Printing all contents EXCEPT matching range pattern using awk

Question

In Awk, the range pattern is not an expression, so canot use the "!" to not it. so how to implement it (Printing all contents EXCEPT matching range pattern using awk)?

e.g.

$cat 1.t

abd
hfdh
#  
fafa
deafa
123 
#
end

the result I wanted:

cat 1.t

abd
hfdh
end

EDIT:

I gave an impertinent example. the endpattern should be different with the startpattern because I just have not test this. That's My fault.

At the same time, I want to operate the range pattern and the not range pattern differently. So sed is not my choice.

Answer 1

you just gave a tricky (I don't know I should call it good or bad ^_^ ) example. Your text have exactly same startpattern and endpattern (#)

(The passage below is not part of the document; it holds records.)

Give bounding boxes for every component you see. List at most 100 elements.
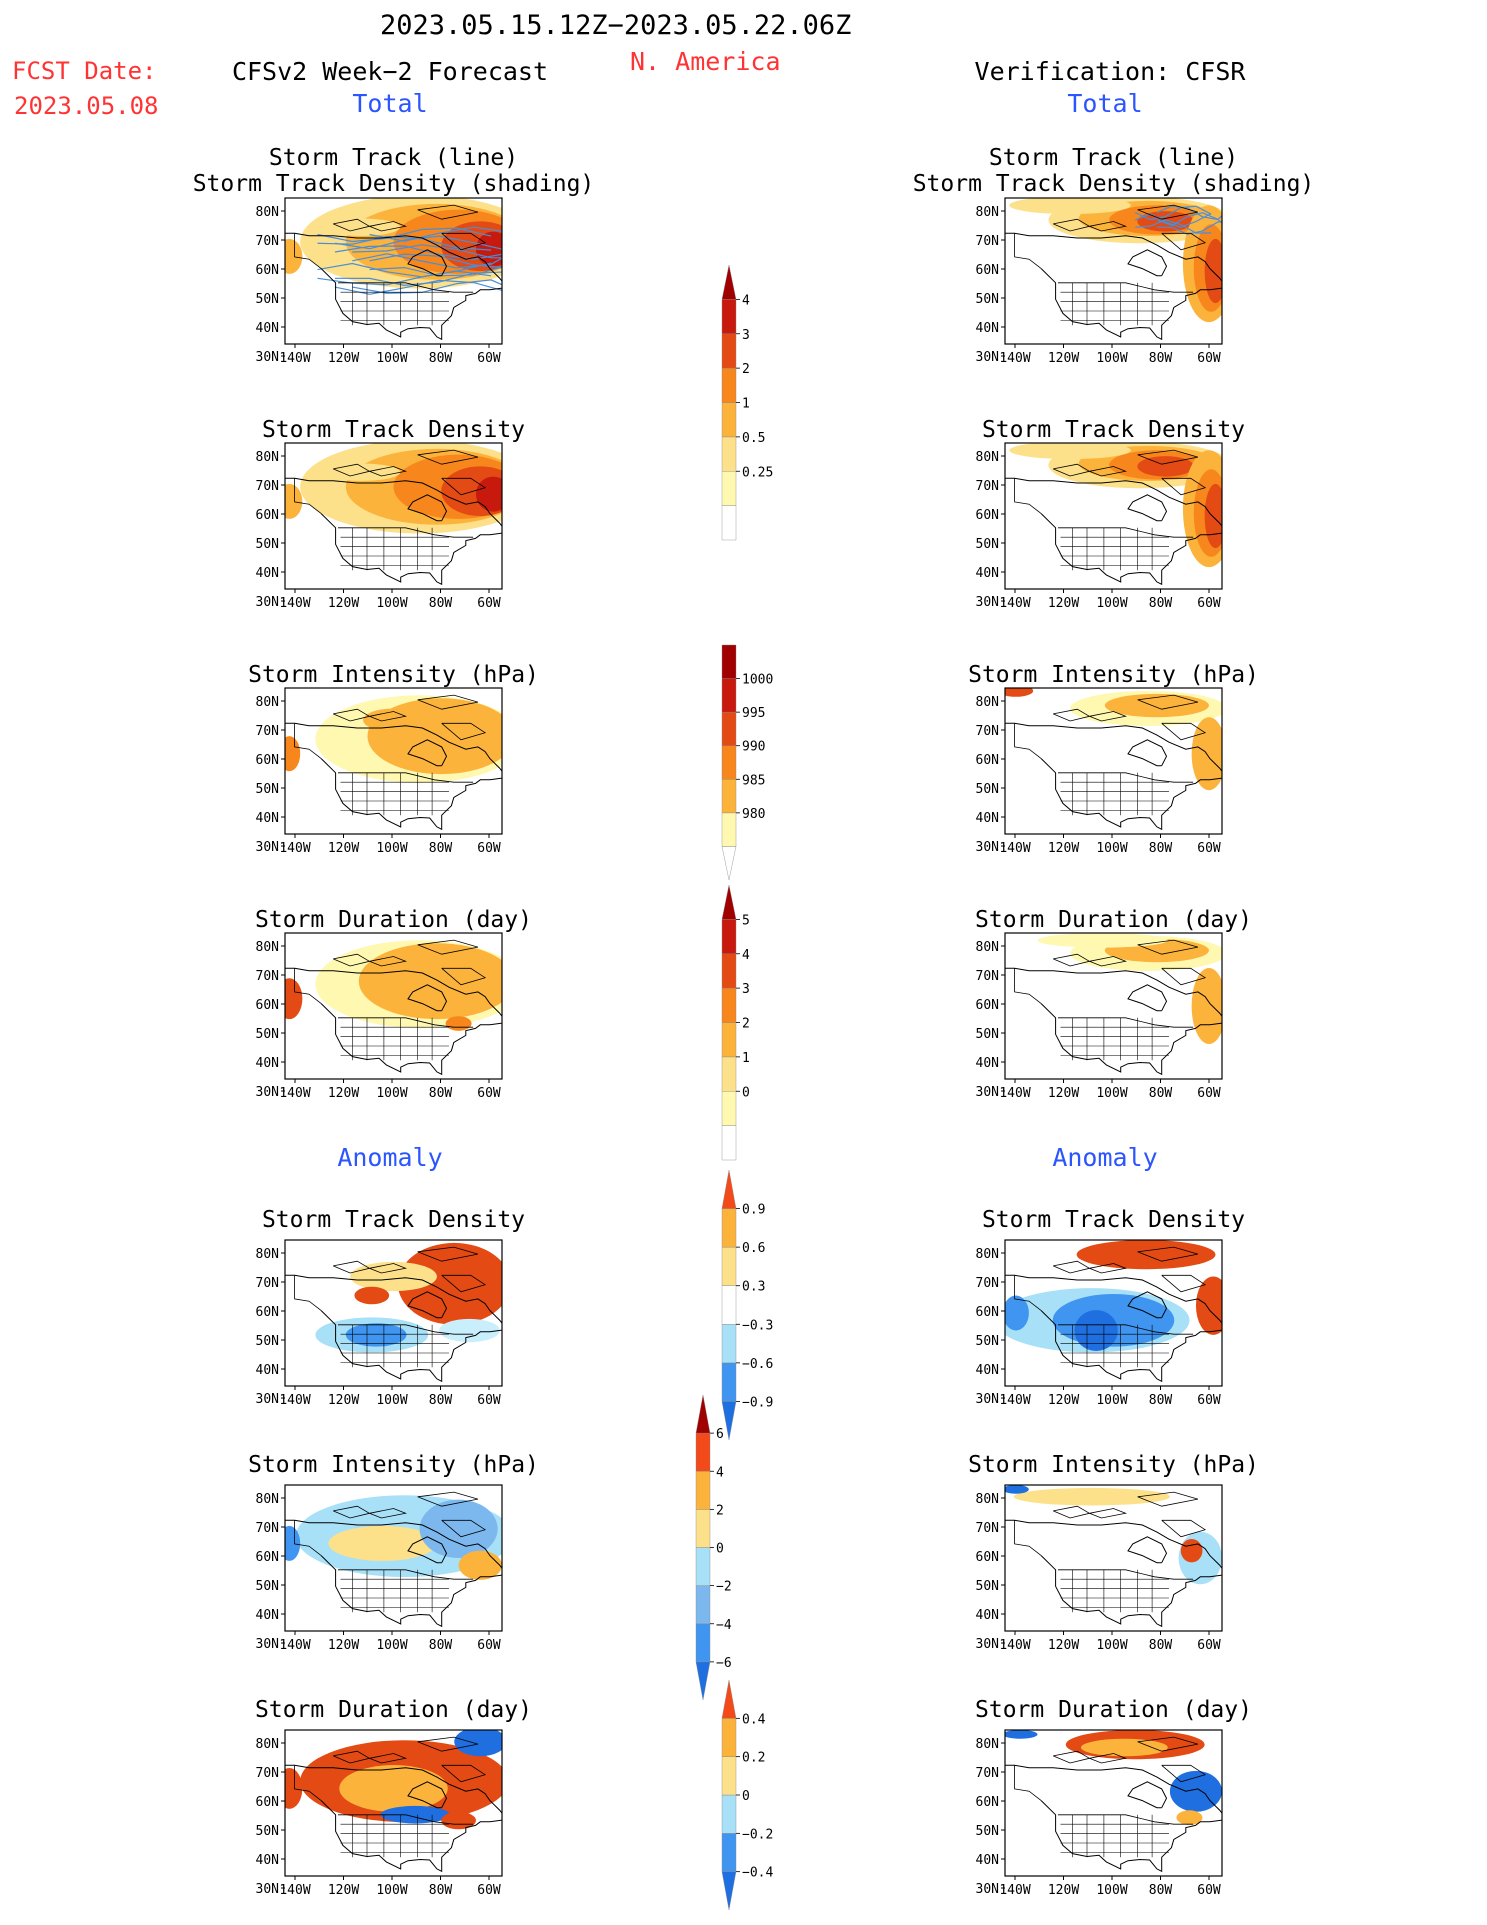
- shaded-region: [419, 1499, 498, 1559]
- colorbar-segment: [721, 1362, 737, 1402]
- map-panel: 80N 70N 60N 50N 40N 30N 140W 120W 100W 80W 60W Stor…: [968, 662, 1259, 856]
- colorbar-label: 0.4: [742, 1712, 766, 1727]
- map-panel: 80N 70N 60N 50N 40N 30N 140W 120W 100W 80W 60W Stor…: [255, 1697, 532, 1898]
- alaska-border: [294, 1520, 322, 1556]
- island-coast: [1161, 232, 1207, 251]
- panel-title: Storm Track (line): [269, 145, 518, 171]
- right-anomaly-label: Anomaly: [1052, 1143, 1158, 1172]
- hudson-bay-coast: [1127, 984, 1168, 1012]
- island-coast: [333, 953, 371, 967]
- us-canada-border: [1058, 1324, 1194, 1335]
- colorbar-segment: [721, 1125, 737, 1161]
- lon-label: 80W: [1149, 841, 1173, 856]
- shaded-region: [1074, 1310, 1118, 1351]
- colorbar-label: 1: [742, 1051, 750, 1066]
- storm-track-line: [369, 266, 502, 277]
- colorbar-segment: [721, 264, 737, 300]
- panel-title: Storm Track (line): [989, 145, 1238, 171]
- lon-label: 120W: [328, 351, 359, 366]
- hudson-bay-coast: [407, 984, 448, 1012]
- lat-label: 40N: [256, 1608, 279, 1623]
- lon-label: 60W: [477, 841, 501, 856]
- island-coast: [1089, 466, 1128, 477]
- hudson-bay-coast: [1127, 739, 1168, 767]
- colorbar: 0.4 0.2 0 −0.2 −0.4: [721, 1679, 773, 1911]
- shaded-region: [1005, 688, 1034, 697]
- lon-label: 100W: [376, 1638, 407, 1653]
- shaded-region: [285, 238, 303, 274]
- island-coast: [1053, 463, 1091, 477]
- island-coast: [1137, 939, 1199, 955]
- left-column-title: CFSv2 Week−2 Forecast: [231, 57, 549, 86]
- state-borders: [1060, 1569, 1169, 1613]
- lat-label: 40N: [256, 1363, 279, 1378]
- panel-title: Storm Track Density: [982, 1207, 1245, 1233]
- island-coast: [369, 221, 408, 232]
- lon-label: 80W: [429, 351, 453, 366]
- map-panel: 80N 70N 60N 50N 40N 30N 140W 120W 100W 80W 60W Stor…: [976, 1207, 1246, 1408]
- lon-label: 100W: [1096, 1086, 1127, 1101]
- lat-label: 60N: [256, 1305, 279, 1320]
- lon-label: 80W: [429, 1086, 453, 1101]
- lat-label: 30N: [976, 1085, 999, 1100]
- colorbar-segment: [721, 1401, 737, 1441]
- lat-label: 70N: [976, 1521, 999, 1536]
- hudson-bay-coast: [1127, 1781, 1168, 1809]
- colorbar-label: −0.6: [742, 1357, 773, 1372]
- island-coast: [1053, 1260, 1091, 1274]
- colorbar-label: 990: [742, 740, 765, 755]
- colorbar-segment: [721, 367, 737, 403]
- shaded-region: [441, 1811, 476, 1830]
- shaded-region: [1204, 483, 1222, 549]
- island-coast: [333, 1505, 371, 1519]
- shaded-region: [285, 978, 303, 1020]
- colorbar-label: 985: [742, 773, 765, 788]
- shaded-region: [285, 736, 301, 772]
- colorbar-segment: [721, 953, 737, 989]
- lat-label: 70N: [256, 1276, 279, 1291]
- colorbar: 0.9 0.6 0.3 −0.3 −0.6 −0.9: [721, 1169, 773, 1441]
- island-coast: [1089, 1263, 1128, 1274]
- island-coast: [417, 1736, 479, 1752]
- lon-label: 100W: [376, 596, 407, 611]
- island-coast: [441, 967, 487, 986]
- colorbar-segment: [695, 1432, 711, 1472]
- lon-label: 60W: [477, 596, 501, 611]
- lat-label: 50N: [976, 537, 999, 552]
- shaded-region: [1013, 1487, 1170, 1506]
- coastline: [1005, 232, 1222, 341]
- state-borders: [340, 282, 449, 326]
- lat-label: 30N: [976, 595, 999, 610]
- island-coast: [369, 1508, 408, 1519]
- state-borders: [1060, 1814, 1169, 1858]
- lat-label: 70N: [256, 234, 279, 249]
- state-borders: [1060, 772, 1169, 816]
- island-coast: [1053, 953, 1091, 967]
- lon-label: 60W: [477, 1883, 501, 1898]
- colorbar: 5 4 3 2 1 0: [721, 884, 750, 1161]
- colorbar-label: 0.6: [742, 1241, 765, 1256]
- island-coast: [1053, 218, 1091, 232]
- lon-label: 140W: [279, 1393, 310, 1408]
- colorbar-label: −0.4: [742, 1866, 773, 1881]
- lat-label: 30N: [976, 840, 999, 855]
- colorbar-label: 0.9: [742, 1203, 765, 1218]
- panel-title: Storm Duration (day): [255, 1697, 532, 1723]
- colorbar-segment: [721, 779, 737, 814]
- colorbar-segment: [721, 745, 737, 780]
- island-coast: [1053, 1750, 1091, 1764]
- lat-label: 50N: [976, 1824, 999, 1839]
- colorbar-segment: [695, 1547, 711, 1586]
- lat-label: 40N: [976, 1363, 999, 1378]
- lat-label: 50N: [256, 1824, 279, 1839]
- coastline: [285, 967, 502, 1076]
- colorbar-label: −4: [716, 1618, 732, 1633]
- hudson-bay-coast: [407, 1291, 448, 1319]
- alaska-border: [294, 233, 322, 269]
- colorbar-segment: [721, 1756, 737, 1796]
- coastline: [285, 1519, 502, 1628]
- colorbar-label: 0.3: [742, 1280, 765, 1295]
- lat-label: 40N: [256, 1853, 279, 1868]
- colorbar-label: 2: [742, 1017, 750, 1032]
- island-coast: [1137, 694, 1199, 710]
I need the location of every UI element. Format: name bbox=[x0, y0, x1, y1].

I guess you are looking for the same way as sed '/#/,/#/d' or sed -n '/#/,/#/!p'

There is some similiar (not same as sed's) address model in awk. In man page there is explanation. I said not same, your example is good one. if start == end the address model for awk won't work:

kent$  echo "abd
hfdh
#  
fafa
deafa
123 
#
end"|awk '/#/,/#/{next}1'                                                                                                                                                   
abd
hfdh
fafa
deafa
123 
end

because awk matches the same line (again check man page) but if they are different, see this example:

kent$  echo "abd
hfdh
#  
fafa
deafa
123 
##
end"|awk '/#/,/##/{next}1'
abd
hfdh
end

it will give what you want. so if this is the case, you could just do:

awk '/start/,/end/{next}1'

yes, quite similar as sed's one.

If the start and end are really same, you want to do it with awk, you need flag.

kent$  echo "abd
hfdh
#  
fafa
deafa
123 
#
end"|awk '/#/&&!f{f=1;next}f&&/#/{f=0;next}!f'
abd
hfdh
end

well, in example better use ^#$, but that is not the point. I hope this answers your question.

Answer 2

Is sed an alternative?

$ sed '/#/,/#/d' input
abd
hfdh
end